Hit the art museums in Milwaukee and Chicago over two days. The way I do art museums, any museum, is I look at everything. I am tired when I am done. I am definitely arted out. It was useful though.
I had many thoughts, but will only share one tonight, as I am tired. Walking through the South Asian section of the Chicago museum, it hit me that “Art is that which organizes culture”. It does not create it, per se, but it organizes it.
Medieval churches were artworks, as they organized culture. City planning, on this rendering, becomes a type of art, since it organizes culture.

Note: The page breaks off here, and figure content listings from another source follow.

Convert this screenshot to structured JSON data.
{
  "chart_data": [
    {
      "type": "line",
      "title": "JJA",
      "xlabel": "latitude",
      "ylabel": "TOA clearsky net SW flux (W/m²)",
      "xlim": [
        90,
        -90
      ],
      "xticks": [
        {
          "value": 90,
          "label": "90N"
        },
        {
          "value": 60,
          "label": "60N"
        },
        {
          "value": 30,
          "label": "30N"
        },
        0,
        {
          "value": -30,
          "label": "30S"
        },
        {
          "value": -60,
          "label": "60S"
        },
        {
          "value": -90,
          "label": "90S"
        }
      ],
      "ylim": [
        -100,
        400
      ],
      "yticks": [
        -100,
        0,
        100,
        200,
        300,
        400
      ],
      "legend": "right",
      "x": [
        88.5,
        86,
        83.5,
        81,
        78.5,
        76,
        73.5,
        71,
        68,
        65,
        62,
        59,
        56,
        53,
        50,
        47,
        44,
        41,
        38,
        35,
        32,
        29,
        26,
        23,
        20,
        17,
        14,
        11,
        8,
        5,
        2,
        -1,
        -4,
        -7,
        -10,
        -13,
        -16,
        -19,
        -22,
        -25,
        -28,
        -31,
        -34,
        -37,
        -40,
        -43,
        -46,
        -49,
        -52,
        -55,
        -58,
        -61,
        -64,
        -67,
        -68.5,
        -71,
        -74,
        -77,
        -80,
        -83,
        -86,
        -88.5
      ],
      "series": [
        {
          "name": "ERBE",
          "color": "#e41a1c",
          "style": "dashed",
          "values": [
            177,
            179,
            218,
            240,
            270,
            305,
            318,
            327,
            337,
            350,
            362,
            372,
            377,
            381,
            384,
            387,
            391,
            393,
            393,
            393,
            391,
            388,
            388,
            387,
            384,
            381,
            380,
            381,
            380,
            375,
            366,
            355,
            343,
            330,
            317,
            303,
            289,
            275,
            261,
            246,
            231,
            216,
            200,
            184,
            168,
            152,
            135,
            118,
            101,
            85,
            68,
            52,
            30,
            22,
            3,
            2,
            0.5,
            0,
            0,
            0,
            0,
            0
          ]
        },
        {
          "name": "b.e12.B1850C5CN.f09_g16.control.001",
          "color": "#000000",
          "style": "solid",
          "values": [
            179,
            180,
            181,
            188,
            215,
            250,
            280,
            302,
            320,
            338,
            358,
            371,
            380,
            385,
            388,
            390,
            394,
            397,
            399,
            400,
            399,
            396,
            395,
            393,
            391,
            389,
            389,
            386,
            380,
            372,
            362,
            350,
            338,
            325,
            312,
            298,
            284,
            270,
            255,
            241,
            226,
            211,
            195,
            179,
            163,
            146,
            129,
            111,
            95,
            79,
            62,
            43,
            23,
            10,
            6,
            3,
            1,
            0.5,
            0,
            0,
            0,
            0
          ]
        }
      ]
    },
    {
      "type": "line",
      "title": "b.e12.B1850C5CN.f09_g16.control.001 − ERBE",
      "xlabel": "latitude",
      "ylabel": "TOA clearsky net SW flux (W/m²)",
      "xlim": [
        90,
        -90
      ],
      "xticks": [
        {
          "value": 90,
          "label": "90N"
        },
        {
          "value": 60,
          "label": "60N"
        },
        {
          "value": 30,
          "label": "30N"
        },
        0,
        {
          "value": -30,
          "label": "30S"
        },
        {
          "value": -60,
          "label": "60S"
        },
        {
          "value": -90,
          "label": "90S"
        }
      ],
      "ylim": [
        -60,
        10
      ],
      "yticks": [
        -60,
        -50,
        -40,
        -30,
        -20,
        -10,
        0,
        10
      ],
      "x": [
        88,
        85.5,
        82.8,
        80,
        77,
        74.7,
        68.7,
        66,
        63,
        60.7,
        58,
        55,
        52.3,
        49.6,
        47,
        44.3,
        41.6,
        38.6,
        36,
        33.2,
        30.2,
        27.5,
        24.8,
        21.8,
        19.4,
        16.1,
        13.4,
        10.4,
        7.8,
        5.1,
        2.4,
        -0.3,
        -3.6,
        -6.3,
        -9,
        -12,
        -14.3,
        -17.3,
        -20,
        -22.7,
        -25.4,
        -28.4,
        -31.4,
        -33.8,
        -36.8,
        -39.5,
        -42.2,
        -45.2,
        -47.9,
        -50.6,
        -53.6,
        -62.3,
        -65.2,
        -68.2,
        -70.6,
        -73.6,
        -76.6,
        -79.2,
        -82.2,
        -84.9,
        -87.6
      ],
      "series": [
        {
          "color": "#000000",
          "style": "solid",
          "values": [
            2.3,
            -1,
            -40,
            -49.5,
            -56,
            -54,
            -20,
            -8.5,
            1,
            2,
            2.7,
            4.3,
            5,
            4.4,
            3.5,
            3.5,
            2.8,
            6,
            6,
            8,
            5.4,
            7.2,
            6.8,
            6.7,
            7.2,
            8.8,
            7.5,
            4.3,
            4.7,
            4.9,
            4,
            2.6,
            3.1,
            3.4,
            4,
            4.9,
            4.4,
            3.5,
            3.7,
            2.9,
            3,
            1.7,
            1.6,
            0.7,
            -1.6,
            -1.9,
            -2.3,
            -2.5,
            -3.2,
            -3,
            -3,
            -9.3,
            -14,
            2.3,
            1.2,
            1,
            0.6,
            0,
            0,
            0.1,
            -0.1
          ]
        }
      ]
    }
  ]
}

I once dreamed of living in Tibet in an endless winter. We had a shrine (my wife and I) where we had to go down a very narrow, chimney like tunnel, then crawl through a very narrow tunnel, at which point the room appeared, underground, that was spacious. You had to have that sense of contraction to fully appreciate the release. It was dark, too, now that I remember, and only slowly lit by those already there, and of course filled with iconographic images. First time, the tunnel filled you with fear, but the whole gestalt worked at cultivating a state of mind, which is to say a state of culture. It was an artwork.
Speaking and writing, on this rendering, are also acts of art. They organize how we think about ourselves, who we are, what we believe together, and what we want to do and why.
I will offer this as an open question: what has been the organizational effect of most modern art, say since the Cubists?